Social Media, Networks and complexity

Jane Hart alerted me to this cartoon, which is already being spread throughout the Net.

My first thoughts on reading this, after I laughed, are that social media are not about the latest web technologies and that they are of importance to more than just the marketing department. A cultural change is required in the way we organize our work because of two related factors: Networks & Complexity.

Wirearchy may be a neologism, but I’ve found it to be a most descriptive term for discussing what happens when you connect everyone via electronic networks. To paraphrase Jon Husband:

It is generally accepted that we live and work in an increasingly ‘wired’ world.

There are emerging patterns and dynamics related to interconnected people and interlinked information flows, which are bypassing established traditional structures and services.

The cynefin model shows that emergent practices are needed in order to manage in complex environments and novel practices are necessary for chaotic ones. Most of what we consider standard work today is being outsourced and automated. We are facing more complexity and chaos in our work because of our interconnectedness.
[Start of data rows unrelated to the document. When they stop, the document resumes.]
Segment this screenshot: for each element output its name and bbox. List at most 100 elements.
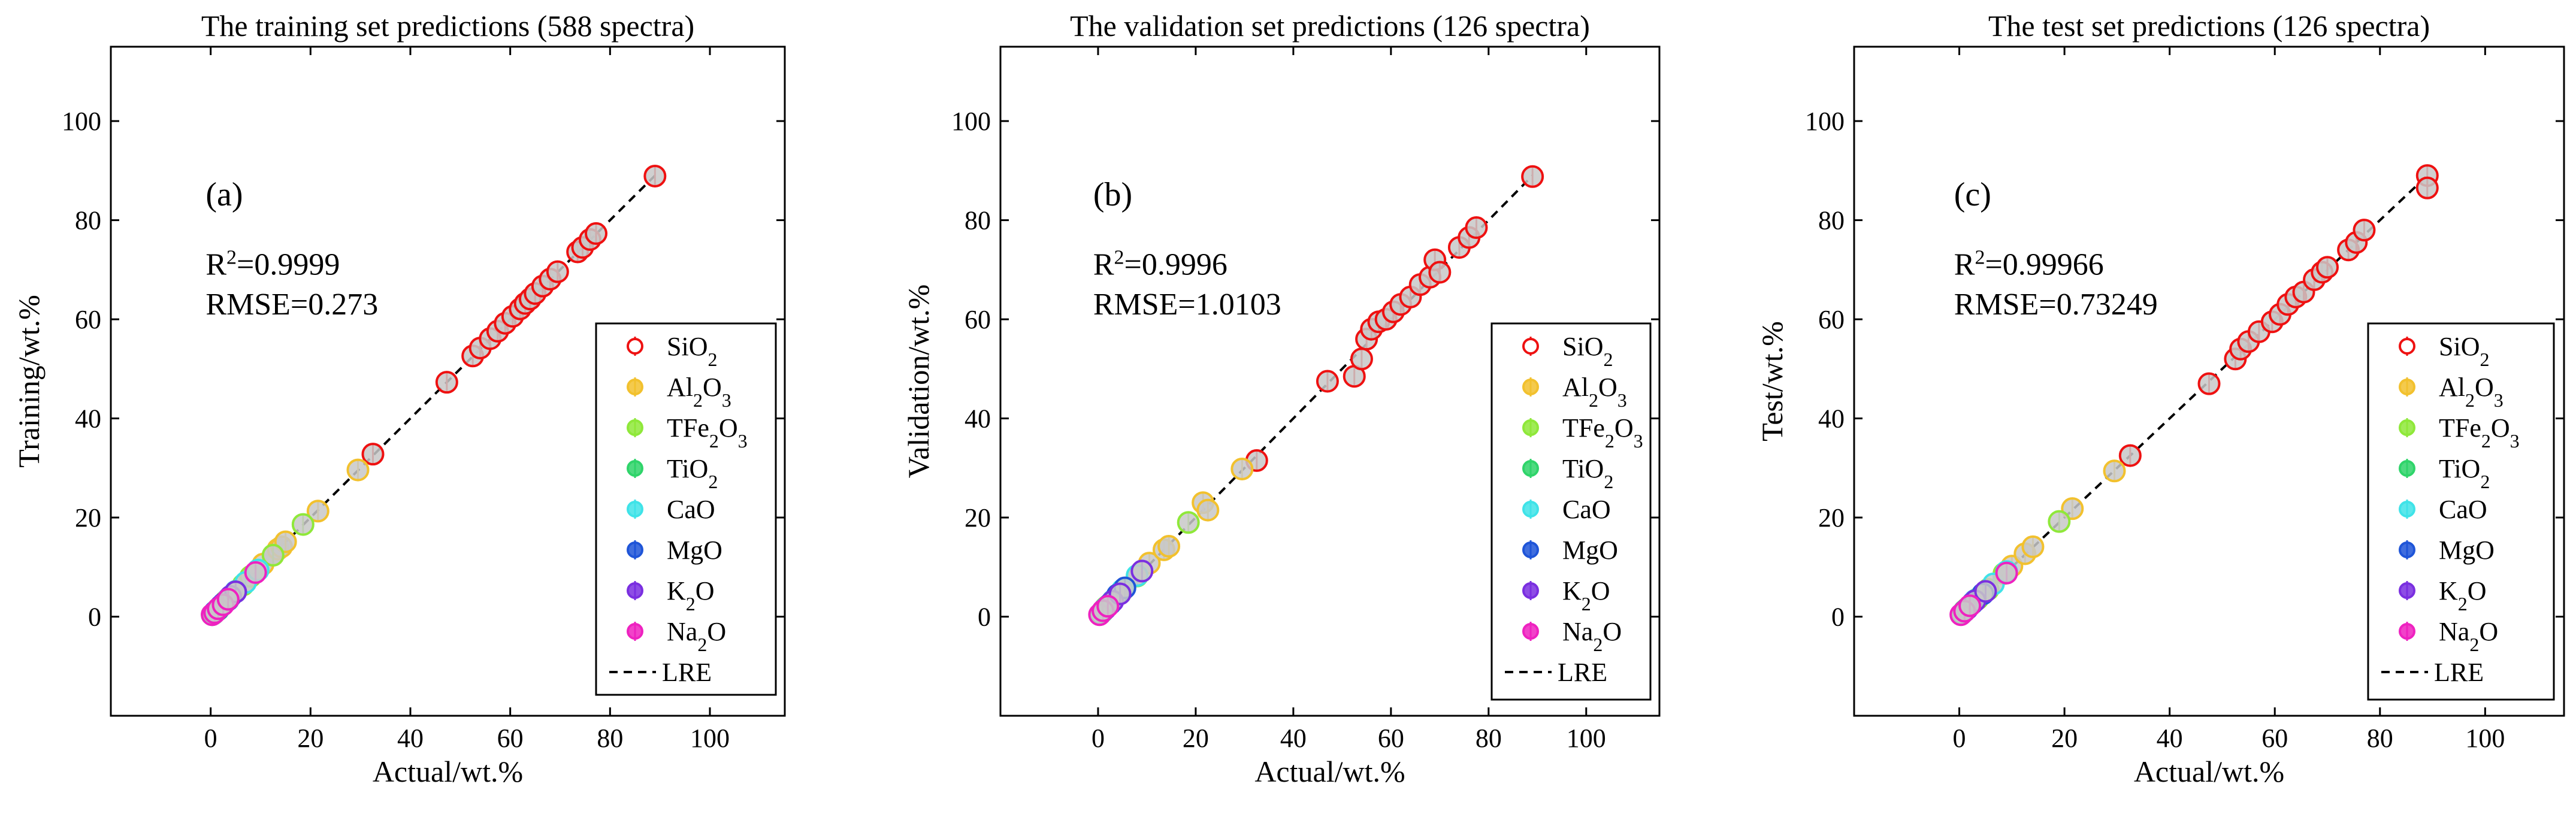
legend-marker: [2399, 460, 2415, 477]
rmse-label: RMSE=0.73249: [1954, 288, 2158, 322]
text-fragment: 2: [708, 471, 718, 492]
legend-entry-label: TFe2O3: [667, 413, 748, 452]
legend-entry-label: TFe2O3: [2439, 413, 2520, 452]
series-Na2O: [1949, 561, 2018, 627]
x-tick-label: 0: [1953, 724, 1966, 753]
plot-frame: [999, 46, 1661, 717]
series-SiO2: [361, 164, 667, 466]
text-fragment: 3: [738, 430, 748, 452]
text-fragment: K: [2439, 576, 2458, 606]
y-tick-label: 20: [75, 503, 101, 532]
legend-entry-label: SiO2: [667, 332, 717, 370]
legend-marker: [2399, 379, 2415, 395]
text-fragment: Al: [1562, 373, 1589, 402]
r-squared-label: R2=0.9996: [1093, 246, 1227, 282]
plot-frame: [1853, 46, 2565, 717]
legend-entry-label: TiO2: [667, 454, 718, 492]
chart-title: The test set predictions (126 spectra): [1988, 9, 2430, 43]
text-fragment: TiO: [667, 454, 708, 483]
series-SiO2: [2118, 164, 2439, 467]
legend-marker: [627, 419, 643, 436]
text-fragment: Na: [667, 617, 697, 646]
legend-marker: [1522, 582, 1539, 599]
r-squared-value: =0.9999: [237, 248, 340, 282]
legend-line-label: LRE: [1558, 658, 1607, 687]
text-fragment: O: [2468, 576, 2487, 606]
y-tick-label: 40: [965, 404, 991, 434]
y-tick-label: 80: [1818, 206, 1845, 235]
legend-marker: [1522, 419, 1539, 436]
legend-entry-label: MgO: [2439, 535, 2495, 565]
legend-marker: [1522, 460, 1539, 477]
data-point: [1350, 347, 1373, 371]
y-tick-label: 60: [1818, 305, 1845, 334]
y-tick-label: 20: [965, 503, 991, 532]
x-tick-label: 40: [1280, 724, 1307, 753]
data-point: [2353, 219, 2376, 242]
y-tick-label: 60: [75, 305, 101, 334]
text-fragment: 2: [697, 634, 707, 655]
text-fragment: SiO: [2439, 332, 2480, 361]
x-tick-label: 0: [204, 724, 217, 753]
text-fragment: MgO: [2439, 535, 2495, 565]
legend-marker: [1522, 501, 1539, 518]
legend-entry-label: CaO: [667, 495, 715, 524]
data-point: [1196, 498, 1220, 522]
rmse-label: RMSE=1.0103: [1093, 288, 1281, 322]
data-point: [1428, 261, 1452, 284]
legend-line-label: LRE: [2434, 658, 2484, 687]
panel-label: (a): [205, 176, 243, 213]
legend-marker: [1522, 338, 1539, 355]
y-tick-label: 100: [62, 107, 101, 136]
y-tick-label: 100: [1805, 107, 1845, 136]
text-fragment: O: [696, 576, 715, 606]
legend-marker: [2399, 541, 2415, 558]
text-fragment: 2: [2465, 389, 2475, 411]
legend-marker: [627, 501, 643, 518]
text-fragment: O: [2475, 373, 2494, 402]
text-fragment: K: [1562, 576, 1582, 606]
text-fragment: CaO: [667, 495, 715, 524]
x-tick-label: 20: [297, 724, 323, 753]
legend-entry-label: MgO: [1562, 535, 1618, 565]
text-fragment: 2: [1589, 389, 1598, 411]
text-fragment: 3: [1634, 430, 1643, 452]
text-fragment: SiO: [667, 332, 708, 361]
data-point: [1316, 370, 1339, 393]
data-point: [2316, 256, 2339, 279]
text-fragment: O: [1591, 576, 1610, 606]
rmse-label: RMSE=0.273: [205, 288, 378, 322]
data-point: [1521, 165, 1544, 188]
data-point: [1157, 535, 1181, 558]
data-point: [216, 588, 240, 611]
data-point: [1230, 457, 1254, 480]
data-point: [261, 543, 285, 567]
text-fragment: CaO: [1562, 495, 1611, 524]
r-letter: R: [1093, 248, 1114, 282]
legend-marker: [2399, 623, 2415, 640]
legend-entry-label: SiO2: [1562, 332, 1613, 370]
text-fragment: Na: [2439, 617, 2469, 646]
plot-frame: [110, 46, 786, 717]
text-fragment: TiO: [1562, 454, 1604, 483]
text-fragment: O: [2491, 413, 2510, 443]
data-point: [361, 443, 385, 466]
x-tick-label: 100: [2465, 724, 2505, 753]
data-point: [2197, 372, 2221, 395]
chart-panel-3: 0 20 40 60 80 100 0 20 40 60 80 100 The test set pre…: [1755, 9, 2565, 788]
data-point: [546, 260, 569, 283]
y-tick-label: 0: [88, 603, 101, 632]
legend-marker: [627, 623, 643, 640]
legend-marker: [1522, 623, 1539, 640]
legend-marker: [2399, 419, 2415, 436]
text-fragment: Al: [2439, 373, 2465, 402]
x-axis-label: Actual/wt.%: [373, 755, 523, 788]
legend-entry-label: K2O: [667, 576, 715, 615]
series-Na2O: [201, 561, 267, 627]
text-fragment: 2: [1605, 430, 1614, 452]
x-tick-label: 20: [2051, 724, 2078, 753]
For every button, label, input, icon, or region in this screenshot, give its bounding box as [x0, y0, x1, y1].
Living and working in non-hierarchical networks is our challenge this century. The effective use of social media, to learn from and with others, is essential for individuals and organizations to be productive in this networked age. That is why social learning is of great interest to me as a workplace learning professional and I’ve come to the realization that work is learning and learning is the workSocial learning is getting things done in networks.

There is little doubt that industrial management and all that it has created (chain of command, human resources, line & staff, production, etc.) are the wrong models for the emerging, networked workplace. This is a workplace with increasing numbers of free-agents and permanent employees who don’t have a job for life, especially as the average lifespan of corporations decreases while those of workers increases. Many workers, including white collar ones, can’t afford to retire. Existing management models and support functions were developed to keep things stable and ensure that people conformed to corporate culture. There is much less time to do that as workplace culture evolves with society, markets and technology.

Mark Federman called this world, ubiquitously connected and pervasively proximate, and that was five years ago.